On Oct. 10, it was announced that Malala Yousafzai of Pakistan had officially become the youngest winner of the Nobel Peace Prize, at 17 years old.
The award was split between Yousafzai and Kailash Satyarthi of India for “their struggle against the suppression of children and young people and for the right of all children to education.”
Yousafzai has been widely praised in the West for her efforts on sharing her story internationally and working for the rights to education for girls in Pakistan.
The decision to award Yousafzai with this prestigious prize has been both broadly applauded and criticized.
The young girls of the government-run Islamabad Model School for Girls in the capital of Pakistan look up to Malala as a role model and with a sense of pride.
Her win has given these girls hope and motivation to continue working hard on their educations and to strive for a continued career after they are married.
Wajiha Batool, an Islamabad Model student two years younger than Yousafzai, said, “She was so brave. She became a wall in front of terrorism.”
Yousafzai has received a lot of backlash from her own nation, as well. She has been called a “Western puppet” by critics in her state.
Mohammad Rizwan, a shop owner in Yousafzai’s hometown of Mingora, has stated, “Malala is spoiling Pakistan’s name around the world.
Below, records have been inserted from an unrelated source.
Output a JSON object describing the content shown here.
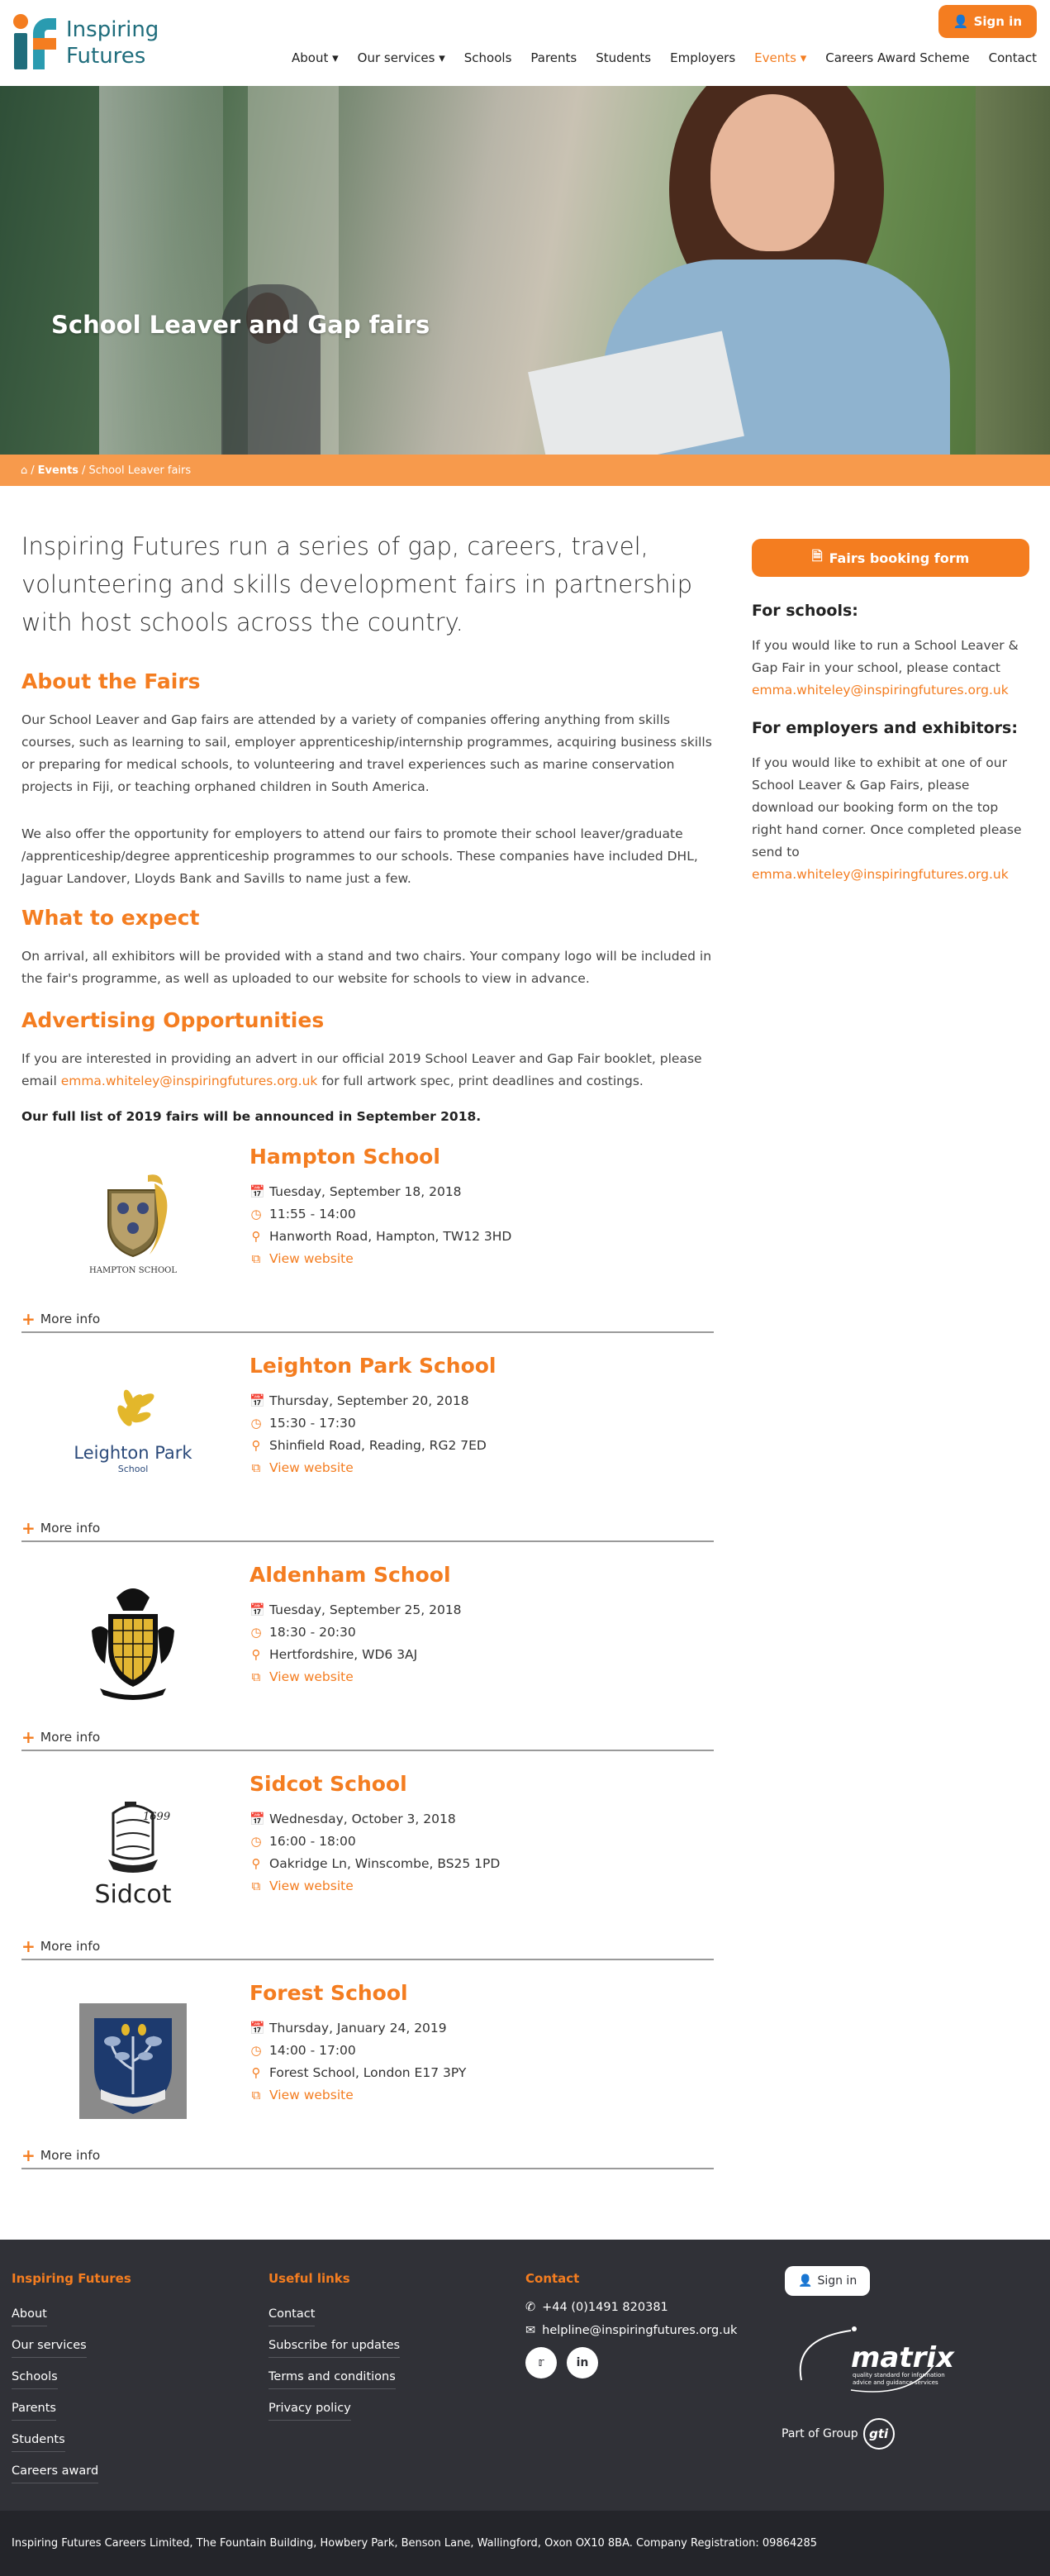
{
  "header": {
    "logo_line1": "Inspiring",
    "logo_line2": "Futures",
    "signin": "Sign in",
    "nav": [
      "About",
      "Our services",
      "Schools",
      "Parents",
      "Students",
      "Employers",
      "Events",
      "Careers Award Scheme",
      "Contact"
    ]
  },
  "hero": {
    "title": "School Leaver and Gap fairs"
  },
  "breadcrumb": {
    "home_icon": "home-icon",
    "events": "Events",
    "current": "School Leaver fairs",
    "sep": "/"
  },
  "main": {
    "intro": "Inspiring Futures run a series of gap, careers, travel, volunteering and skills development fairs in partnership with host schools across the country.",
    "about_heading": "About the Fairs",
    "about_p1": "Our School Leaver and Gap fairs are attended by a variety of companies offering anything from skills courses, such as learning to sail, employer apprenticeship/internship programmes, acquiring business skills or preparing for medical schools, to volunteering and travel experiences such as marine conservation projects in Fiji, or teaching orphaned children in South America.",
    "about_p2": "We also offer the opportunity for employers to attend our fairs to promote their school leaver/graduate /apprenticeship/degree apprenticeship programmes to our schools. These companies have included DHL, Jaguar Landover, Lloyds Bank and Savills to name just a few.",
    "expect_heading": "What to expect",
    "expect_p": "On arrival, all exhibitors will be provided with a stand and two chairs. Your company logo will be included in the fair's programme, as well as uploaded to our website for schools to view in advance.",
    "advert_heading": "Advertising Opportunities",
    "advert_p_before": "If you are interested in providing an advert in our official 2019 School Leaver and Gap Fair booklet, please email ",
    "advert_email": "emma.whiteley@inspiringfutures.org.uk",
    "advert_p_after": " for full artwork spec, print deadlines and costings.",
    "announce": "Our full list of 2019 fairs will be announced in September 2018.",
    "more_info": "More info",
    "view_website": "View website",
    "events": [
      {
        "name": "Hampton School",
        "date": "Tuesday, September 18, 2018",
        "time": "11:55 - 14:00",
        "address": "Hanworth Road, Hampton, TW12 3HD",
        "logo_caption": "HAMPTON SCHOOL"
      },
      {
        "name": "Leighton Park School",
        "date": "Thursday, September 20, 2018",
        "time": "15:30 - 17:30",
        "address": "Shinfield Road, Reading, RG2 7ED",
        "logo_caption": "Leighton Park",
        "logo_caption2": "School"
      },
      {
        "name": "Aldenham School",
        "date": "Tuesday, September 25, 2018",
        "time": "18:30 - 20:30",
        "address": "Hertfordshire, WD6 3AJ",
        "logo_caption": ""
      },
      {
        "name": "Sidcot School",
        "date": "Wednesday, October 3, 2018",
        "time": "16:00 - 18:00",
        "address": "Oakridge Ln, Winscombe, BS25 1PD",
        "logo_caption": "Sidcot",
        "logo_year": "1699"
      },
      {
        "name": "Forest School",
        "date": "Thursday, January 24, 2019",
        "time": "14:00 - 17:00",
        "address": "Forest School, London E17 3PY",
        "logo_caption": ""
      }
    ]
  },
  "sidebar": {
    "button": "Fairs booking form",
    "schools_heading": "For schools:",
    "schools_p": "If you would like to run a School Leaver & Gap Fair in your school, please contact",
    "schools_email": "emma.whiteley@inspiringfutures.org.uk",
    "employers_heading": "For employers and exhibitors:",
    "employers_p": "If you would like to exhibit at one of our School Leaver & Gap Fairs, please download our booking form on the top right hand corner. Once completed please send to",
    "employers_email": "emma.whiteley@inspiringfutures.org.uk"
  },
  "footer": {
    "col1_heading": "Inspiring Futures",
    "col1_links": [
      "About",
      "Our services",
      "Schools",
      "Parents",
      "Students",
      "Careers award"
    ],
    "col2_heading": "Useful links",
    "col2_links": [
      "Contact",
      "Subscribe for updates",
      "Terms and conditions",
      "Privacy policy"
    ],
    "col3_heading": "Contact",
    "phone": "+44 (0)1491 820381",
    "email": "helpline@inspiringfutures.org.uk",
    "signin": "Sign in",
    "matrix_word": "matrix",
    "matrix_tag1": "quality standard for information",
    "matrix_tag2": "advice and guidance services",
    "group_text": "Part of Group",
    "group_logo": "gti",
    "legal": "Inspiring Futures Careers Limited, The Fountain Building, Howbery Park, Benson Lane, Wallingford, Oxon OX10 8BA. Company Registration: 09864285"
  },
  "colors": {
    "accent": "#f47d20",
    "teal": "#1f6d7c",
    "footer_bg": "#303137",
    "breadcrumb_bg": "#f79a4c"
  }
}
We didn’t need Malala to come and tell us how important education is.”
Some have gone as far to claim that Malala Yousafzai had never been shot, which was one of her main motivations behind speaking up for educational rights for girls.
Unfortunately, this kind of backlash is normal for a Pakistani woman who has achieved global recognition, considering that this type of achievement is so rare.
Some of this negative reception is due to high levels of anti-Americanism that are prominent in Pakistan: As someone that has been praised in America and the West in general, Yousafzai was bound to be met with anti-American criticism.
Pakistan is at a crossroads between acceptance and rejection of Yousafzai’s role as a freedom fighter.
This division does not lie only in the state of Pakistan. There has been quite the mixed bag of responses on an international level as well.
While Yousafzai greatly inspired many girls and children like Wajiha Batool, there are many people worldwide who think that there are more worthy candidates for the Nobel Peace Prize and that Yousafzai has not truly done anything.
The question of her work meeting the criteria of the Nobel Peace Prize is being widely debated.
In Akhilesh Pillalamarri’s article for The Diplomat he argues that “the Nobel Peace Prize has totally lost sight of its original purpose and has instead become a vehicle for the Nobel committee to make political statements or promote social causes.”
He pulls Alfred Nobel’s original purpose for the peace prize, which states that the award should be given to the person who, “… shall have done the most or the best work for fraternity between nations, for the abolition or reduction of standing armies and for holding and promotion of peace congresses.”
While I understand Pillalamarri’s points, I want to challenge his purpose. It is important to understand that the world is in a very different place now than it was when the Nobel Peace Prize was first awarded in 1901.
The international community has changed drastically, and conflicts in international politics are now more than just on a state-to-state basis.
We now have to include non-state actors when we are assessing the factors of war and peace.
The conflict that Yousafzai fought against was between state and non-state actors.
The purpose of the Nobel Peace Prize should be understood to have expanded to fit the changes in international conflict that have occurred over the course of the past century.
Critics need to observe these changing times, and understand that Yousafzai’s voice has been an inspiration for children deprived of education on an international level. For a woman as young as she, with her life in danger just for seeking education, to become an international spokesperson with widespread influence is something that deserves high recognition.
Malala Yousafzai’s status as an international spokesperson for children’s rights to education is reason enough for her to be the well-deserved Nobel Peace Prize recipient that she is.